Robert Daigle, who runs the Defense Department’s Cost Analysis and Program Evaluation office, noted that CAPE’s estimate sits slightly higher at $36,000 per F-35A flying hour. While slightly different, Winter said the higher amount is still within an acceptable margin.

But Daigle indicated the loftier goal may be too burdensome.

“The department doesn’t see a path to get to $25,000 per flying hour by FY-25,” Daigle told lawmakers. “There’s a fair number of studies going on right now that are going to provide some more information to that. but that’s a target, and it’s not our projections for where we’re actually going to be.”

After 2024, CAPE expects flying-hour costs will flatten and then rise again as the Lockheed Martin-built fighter jets age and require more depot work.

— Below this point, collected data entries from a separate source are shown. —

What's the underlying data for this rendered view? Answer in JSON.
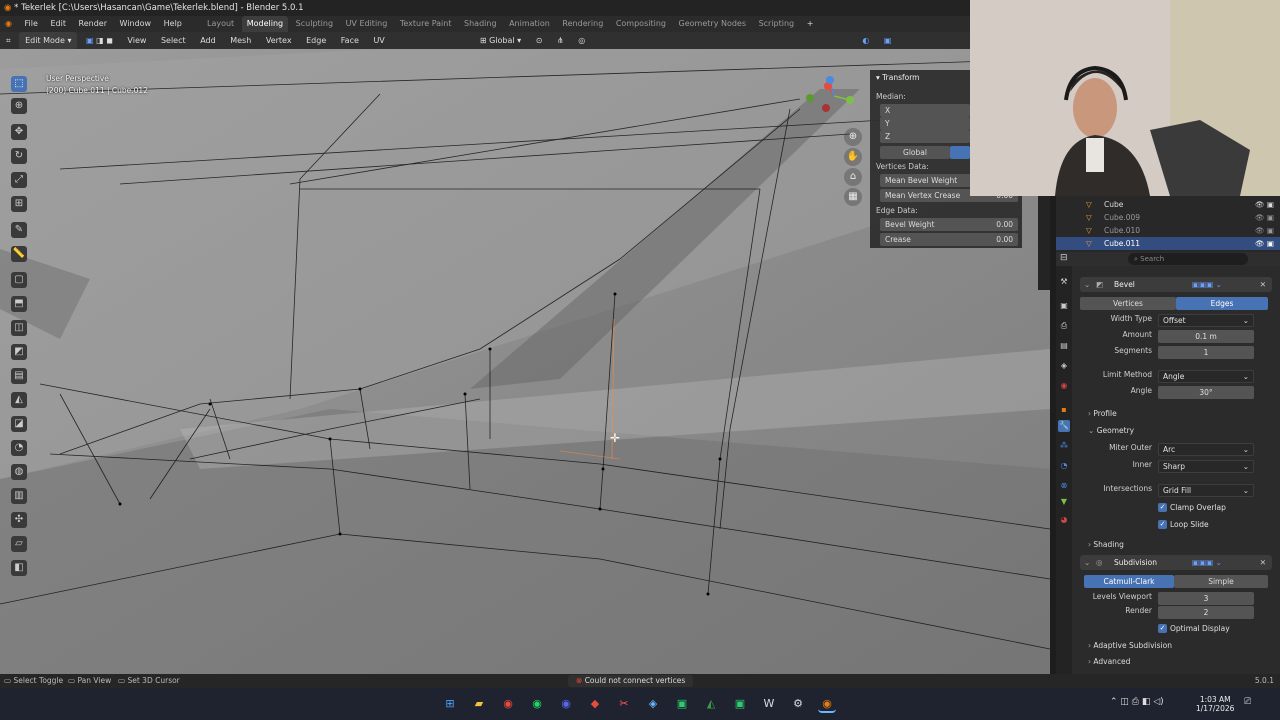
{
  "window": {
    "title": "* Tekerlek [C:\\Users\\Hasancan\\Game\\Tekerlek.blend] - Blender 5.0.1"
  },
  "menu": [
    "File",
    "Edit",
    "Render",
    "Window",
    "Help"
  ],
  "workspaces": [
    "Layout",
    "Modeling",
    "Sculpting",
    "UV Editing",
    "Texture Paint",
    "Shading",
    "Animation",
    "Rendering",
    "Compositing",
    "Geometry Nodes",
    "Scripting"
  ],
  "active_workspace": "Modeling",
  "header": {
    "mode": "Edit Mode",
    "menus": [
      "View",
      "Select",
      "Add",
      "Mesh",
      "Vertex",
      "Edge",
      "Face",
      "UV"
    ],
    "orientation": "Global"
  },
  "viewport": {
    "perspective": "User Perspective",
    "object_info": "(200) Cube.011 | Cube.012"
  },
  "npanel": {
    "title": "Transform",
    "median_label": "Median:",
    "axes": [
      "X",
      "Y",
      "Z"
    ],
    "space_button": "Global",
    "vertices_data_label": "Vertices Data:",
    "mean_bevel_weight": "Mean Bevel Weight",
    "mean_vertex_crease": "Mean Vertex Crease",
    "mean_vertex_crease_value": "0.00",
    "edge_data_label": "Edge Data:",
    "bevel_weight_label": "Bevel Weight",
    "bevel_weight_value": "0.00",
    "crease_label": "Crease",
    "crease_value": "0.00"
  },
  "outliner": {
    "items": [
      {
        "name": "Cube"
      },
      {
        "name": "Cube.009"
      },
      {
        "name": "Cube.010"
      },
      {
        "name": "Cube.011",
        "selected": true
      }
    ],
    "search_placeholder": "Search"
  },
  "properties": {
    "bevel": {
      "name": "Bevel",
      "affect": [
        "Vertices",
        "Edges"
      ],
      "affect_active": "Edges",
      "width_type_label": "Width Type",
      "width_type": "Offset",
      "amount_label": "Amount",
      "amount": "0.1 m",
      "segments_label": "Segments",
      "segments": "1",
      "limit_method_label": "Limit Method",
      "limit_method": "Angle",
      "angle_label": "Angle",
      "angle": "30°",
      "profile_label": "Profile",
      "geometry_label": "Geometry",
      "miter_outer_label": "Miter Outer",
      "miter_outer": "Arc",
      "inner_label": "Inner",
      "inner": "Sharp",
      "intersections_label": "Intersections",
      "intersections": "Grid Fill",
      "clamp_overlap": "Clamp Overlap",
      "loop_slide": "Loop Slide",
      "shading_label": "Shading"
    },
    "subdivision": {
      "name": "Subdivision",
      "types": [
        "Catmull-Clark",
        "Simple"
      ],
      "type_active": "Catmull-Clark",
      "levels_viewport_label": "Levels Viewport",
      "levels_viewport": "3",
      "render_label": "Render",
      "render": "2",
      "optimal_display": "Optimal Display",
      "adaptive_label": "Adaptive Subdivision",
      "advanced_label": "Advanced"
    }
  },
  "statusbar": {
    "select_toggle": "Select Toggle",
    "pan_view": "Pan View",
    "set_cursor": "Set 3D Cursor",
    "message": "Could not connect vertices",
    "version": "5.0.1"
  },
  "taskbar": {
    "time": "1:03 AM",
    "date": "1/17/2026"
  },
  "colors": {
    "accent": "#4772b3",
    "viewport_bg": "#8e8e8e",
    "error": "#e84b3c"
  }
}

The Pentagon already knows the “levers” it needs to pull to head in the right direction: initiatives that include getting spare parts faster, depot-level repair for those parts, and enabling flight line maintenance to shrink aircraft turnaround times.

But the JPO won’t do anything differently between now and 2024 — when it wants to lower cost per flying hour by $10,000 over five years — and the $9,000 it looks to chop from 2024 to 2025.

“I’m going to be flying this aircraft to 2077,” Winter told Air Force Magazine. “I’m focused to make sure this is affordable for the long term. What’s important is we won’t know how steep that drop is until we get to 2024.”

There is now a department-wide consensus on how to find the cost per flying hour, which accounts for the Autonomic Logistics Information System and other aspects that aren’t part of other airframe calculations, Winter added.

Following a two-hour hearing in which the debate over whether the Air Force should buy Boeing’s F-15EX in addition to or instead of the F-35 was a key issue, Winter also told reporters he isn’t too concerned about the Air Force’s decision to buy the fourth-generation fighter because the F-35 program is bolstered by international interest.

“I’ve got a ramp overall on that production line that’s still efficient,” he said. “If we were only buying F-35As, this would be very impactful. We have As, Bs, and Cs across 13 customers, and so the ramp is still moving forward.”